Changement statut animaux

Comme nous vous l'annoncions en fin d'année dernière, une réforme du statut des animaux dans le Code Civil a été validée par les députés le 15 avril 2014. En effet, jusqu'à présent, les animaux étaient toujours considérés comme des « biens meubles », d'un point de vue juridique : leur statut n'avait pas évolué depuis la création du Code Civil en 1804. Les animaux domestiques, apprivoisés et tenus en captivité, sont dorénavant considérés comme des « êtres vivants doués de sensibilité ».

Concrètement, ce changement de statut aura essentiellement une portée symbolique puisqu'il constitue évidemment un grand pas en avant, en termes d'éthique. Mais il est probable que les juges punissent avec plus de sévérité les mauvais traitements et les actes de cruauté infligés aux animaux suite à cette réforme.

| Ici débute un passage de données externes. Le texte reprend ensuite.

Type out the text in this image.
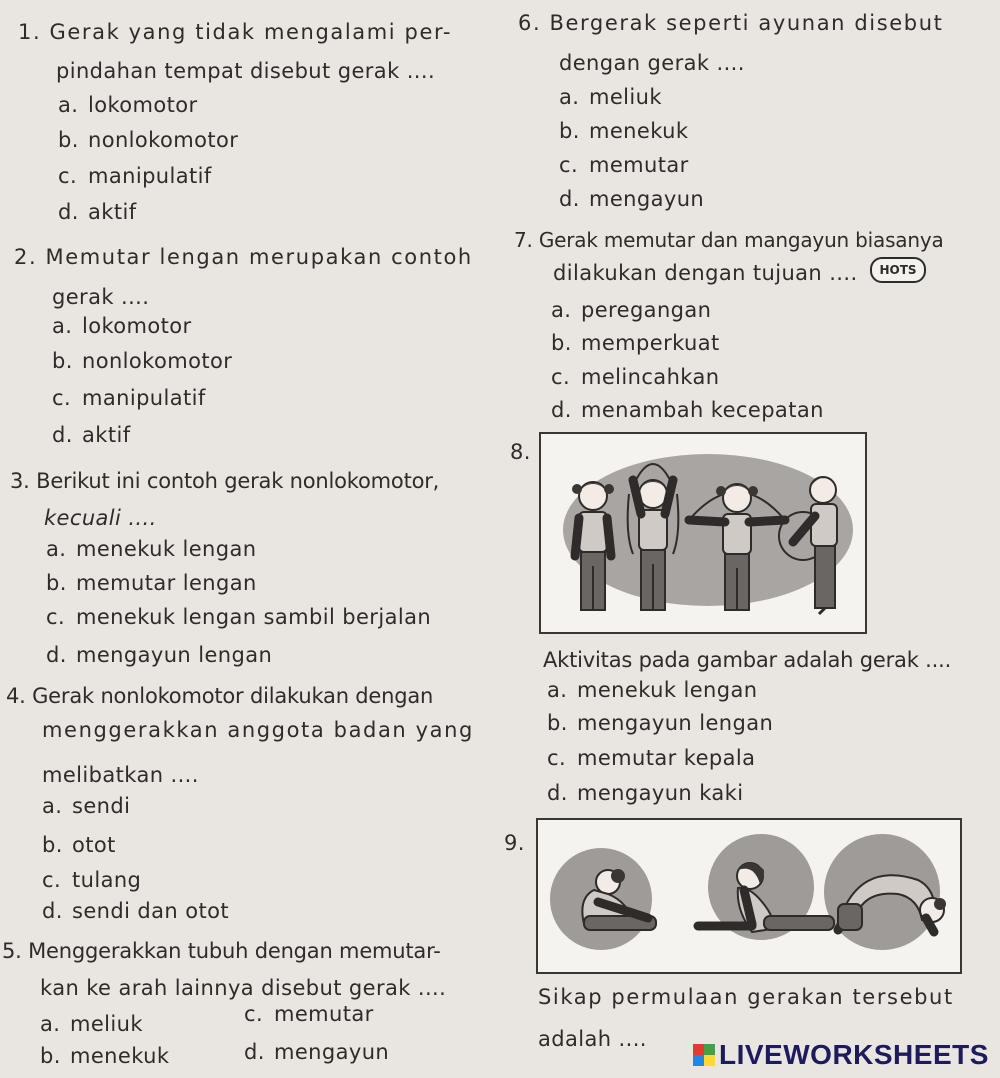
1. Gerak yang tidak mengalami per-
pindahan tempat disebut gerak ....
a. lokomotor
b. nonlokomotor
c. manipulatif
d. aktif
2. Memutar lengan merupakan contoh
gerak ....
a. lokomotor
b. nonlokomotor
c. manipulatif
d. aktif
3. Berikut ini contoh gerak nonlokomotor,
kecuali ....
a. menekuk lengan
b. memutar lengan
c. menekuk lengan sambil berjalan
d. mengayun lengan
4. Gerak nonlokomotor dilakukan dengan
menggerakkan anggota badan yang
melibatkan ....
a. sendi
b. otot
c. tulang
d. sendi dan otot
5. Menggerakkan tubuh dengan memutar-
kan ke arah lainnya disebut gerak ....
a. meliuk
b. menekuk
c. memutar
d. mengayun
6. Bergerak seperti ayunan disebut
dengan gerak ....
a. meliuk
b. menekuk
c. memutar
d. mengayun
7. Gerak memutar dan mangayun biasanya
dilakukan dengan tujuan ....	HOTS
a. peregangan
b. memperkuat
c. melincahkan
d. menambah kecepatan
8.
Aktivitas pada gambar adalah gerak ....
a. menekuk lengan
b. mengayun lengan
c. memutar kepala
d. mengayun kaki
9.
Sikap permulaan gerakan tersebut
adalah ....	LIVEWORKSHEETS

Quid des élevages intensifs ? Le nouveau statut peut-il remettre en cause les pratiques douteuses ancrées dans notre société ? En soi, ce texte ne permet en aucun cas de faire cesser les pratiques d'élevage industriel. Il légitime cependant les actions menées par les défenseurs de la cause animale, et nous pouvons espérer que la réforme fera progresser le débat dans les mois à venir.

La France est cependant très en retard à ce sujet par rapport à ses voisins européens, dont certains reconnaissent aujourd'hui le « bien-être » des animaux et envisagent même de les définir comme des « personnes » à part entière. De nombreux progrès restent à faire en matière de sensibilité à la cause animale, notamment en milieu scolaire : les plats végétariens sont quasiment absents des cantines, les associations animales éprouvent beaucoup de difficultés à obtenir la parole dans ce type d'établissements et les enseignants restent en retrait vis-à-vis de cette cause… Alors même qu'il est nécessaire d'inculquer de nouvelles valeurs aux jeunes afin de faire changer les mentalités.

Enfin, la récente réouverture du zoo de Vincennes permet quant à elle de relancer le dialogue sur les conditions de vie des animaux sauvages dont le bien-être passe généralement après le plaisir des spectateurs : environnements inappropriés, mode de vie non-naturel... La philosophe Florence Burgat avance par ailleurs que « les zoos sont là pour satisfaire une demande voyeuse et égoïste du public » et que « voir les animaux n'est pas un droit ».